En el segundo lugar fue designado Hugo Torres Jiménez, veterano guerrillero de treinta años, con una formación política tan eficiente como su formación militar. Había participado en el célebre secuestro de una fiesta de parientes de Somoza en 1974, lo habían condenado en ausencia a treinta años de cárcel, y desde entonces vivía en Managua en la clandestinidad absoluta. Su nombre, igual que en la operación anterior, fue el número Uno.

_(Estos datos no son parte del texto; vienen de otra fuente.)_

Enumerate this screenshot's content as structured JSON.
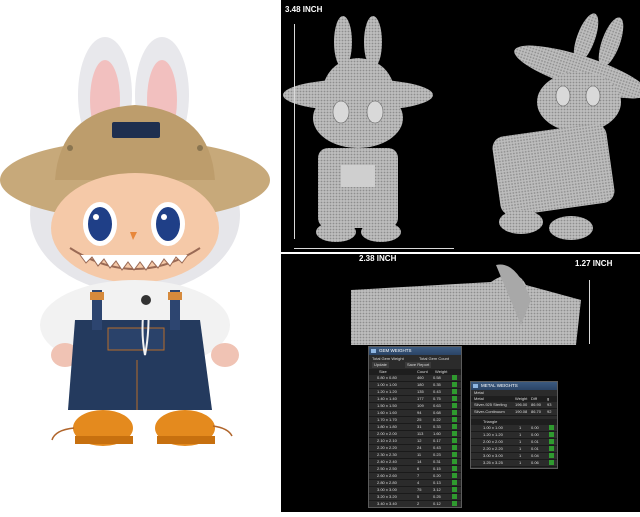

La número Dos, única mujer del comando, es Dora María Téllez, de veintidós años, una muchacha muy bella, tímida y absorta, con una inteligencia y un buen juicio que le hubieran servido para cualquier cosa grande en la vida. También ella estudió tres años de medicina en León. «Pero desistí por frustración –dice–. Era muy triste curar niños desnutridos con tanto trabajo, para que tres meses después volvieran al hospital, en peor estado de desnutrición». Procedente del frente del norte «Carlos Fonseca Amador» vivía en la clandestinidad desde enero de 1976.
Sin melena ni barbas
Otros veintitrés muchachos completaban el comando. La dirección del FSLN los escogió con mucho rigor entre los más resueltos y probados en acciones de guerra en todos los comités regionales de Nicaragua, pero lo más sorprendente en ellos es su juventud. Omitiendo a Pastora, la edad promedio del comando era de veinte años. Tres de sus miembros tienen dieciocho.

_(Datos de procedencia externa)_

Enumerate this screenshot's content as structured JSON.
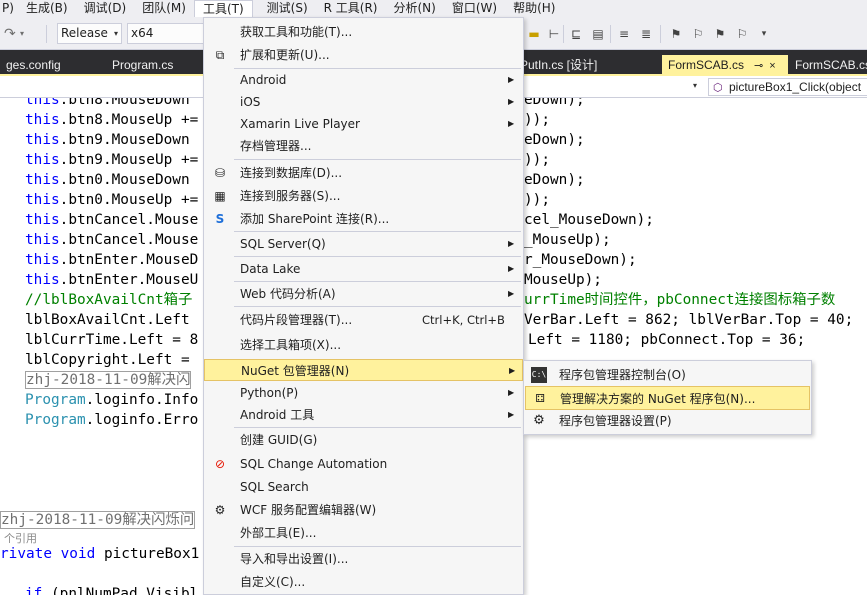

Los veintiséis miembros del comando se reunieron por primera vez en una casa de seguridad de Managua sólo tres días antes de la fecha prevista para la acción. Salvo los tres primeros números, ninguno de ellos se conocía entre sí, ni tenía la menor idea de la naturaleza de la operación. Sólo les habían advertido que era un acto audaz y con un riesgo enorme para sus vidas, y todos habían aceptado.

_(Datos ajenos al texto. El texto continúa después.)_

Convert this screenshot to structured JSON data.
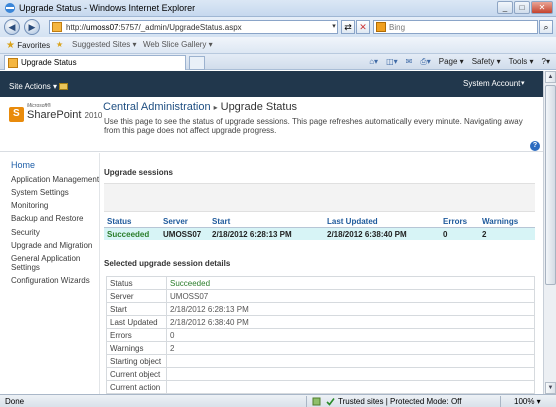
{
  "window": {
    "title": "Upgrade Status - Windows Internet Explorer",
    "minimize": "_",
    "maximize": "□",
    "close": "✕"
  },
  "addressbar": {
    "url_prefix": "http://",
    "url_host": "umoss07",
    "url_rest": ":5757/_admin/UpgradeStatus.aspx",
    "search_placeholder": "Bing"
  },
  "favorites": {
    "favorites_label": "Favorites",
    "suggested_sites": "Suggested Sites ▾",
    "web_slice_gallery": "Web Slice Gallery ▾"
  },
  "tab": {
    "label": "Upgrade Status"
  },
  "commandbar": {
    "page": "Page ▾",
    "safety": "Safety ▾",
    "tools": "Tools ▾",
    "help": "?▾"
  },
  "sharepoint": {
    "site_actions": "Site Actions ▾",
    "system_account": "System Account",
    "logo_ms": "Microsoft®",
    "logo_word": "SharePoint",
    "logo_year": "2010",
    "breadcrumb_root": "Central Administration",
    "breadcrumb_sep": "▸",
    "breadcrumb_current": "Upgrade Status",
    "page_description": "Use this page to see the status of upgrade sessions. This page refreshes automatically every minute. Navigating away from this page does not affect upgrade progress."
  },
  "leftnav": {
    "items": [
      {
        "label": "Home"
      },
      {
        "label": "Application Management"
      },
      {
        "label": "System Settings"
      },
      {
        "label": "Monitoring"
      },
      {
        "label": "Backup and Restore"
      },
      {
        "label": "Security"
      },
      {
        "label": "Upgrade and Migration"
      },
      {
        "label": "General Application Settings"
      },
      {
        "label": "Configuration Wizards"
      }
    ]
  },
  "sessions": {
    "heading": "Upgrade sessions",
    "columns": [
      "Status",
      "Server",
      "Start",
      "Last Updated",
      "Errors",
      "Warnings"
    ],
    "rows": [
      {
        "status": "Succeeded",
        "server": "UMOSS07",
        "start": "2/18/2012 6:28:13 PM",
        "last_updated": "2/18/2012 6:38:40 PM",
        "errors": "0",
        "warnings": "2"
      }
    ]
  },
  "details": {
    "heading": "Selected upgrade session details",
    "rows": [
      {
        "key": "Status",
        "value": "Succeeded"
      },
      {
        "key": "Server",
        "value": "UMOSS07"
      },
      {
        "key": "Start",
        "value": "2/18/2012 6:28:13 PM"
      },
      {
        "key": "Last Updated",
        "value": "2/18/2012 6:38:40 PM"
      },
      {
        "key": "Errors",
        "value": "0"
      },
      {
        "key": "Warnings",
        "value": "2"
      },
      {
        "key": "Starting object",
        "value": ""
      },
      {
        "key": "Current object",
        "value": ""
      },
      {
        "key": "Current action",
        "value": ""
      }
    ]
  },
  "statusbar": {
    "done": "Done",
    "zone": "Trusted sites | Protected Mode: Off",
    "zoom": "100%  ▾"
  },
  "colors": {
    "ribbon": "#21374c",
    "accent_link": "#1f5a9c",
    "succeeded": "#2a7d2a",
    "session_row": "#d7f4f6"
  }
}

El único que había estado alguna vez dentro del Palacio Nacional era el comandante Cero, cuando era muy niño y acompañaba a su madre a pagar los impuestos. Dora María, la número Dos, tenía una cierta idea del Salón Azul donde se reúne la Cámara de Diputados, porque alguna vez lo había visto en la televisión. El resto del grupo no sólo no conocía el Palacio Nacional, ni siquiera por fuera, sino que la mayoría no había estado nunca en Managua. Sin embargo, los tres dirigentes tenían un plano perfecto, dibujado con cierto primor científico por un médico del FSLN, y desde varias semanas antes de la acción conocían de memoria los pormenores del edificio como si hubieran vivido allí media vida.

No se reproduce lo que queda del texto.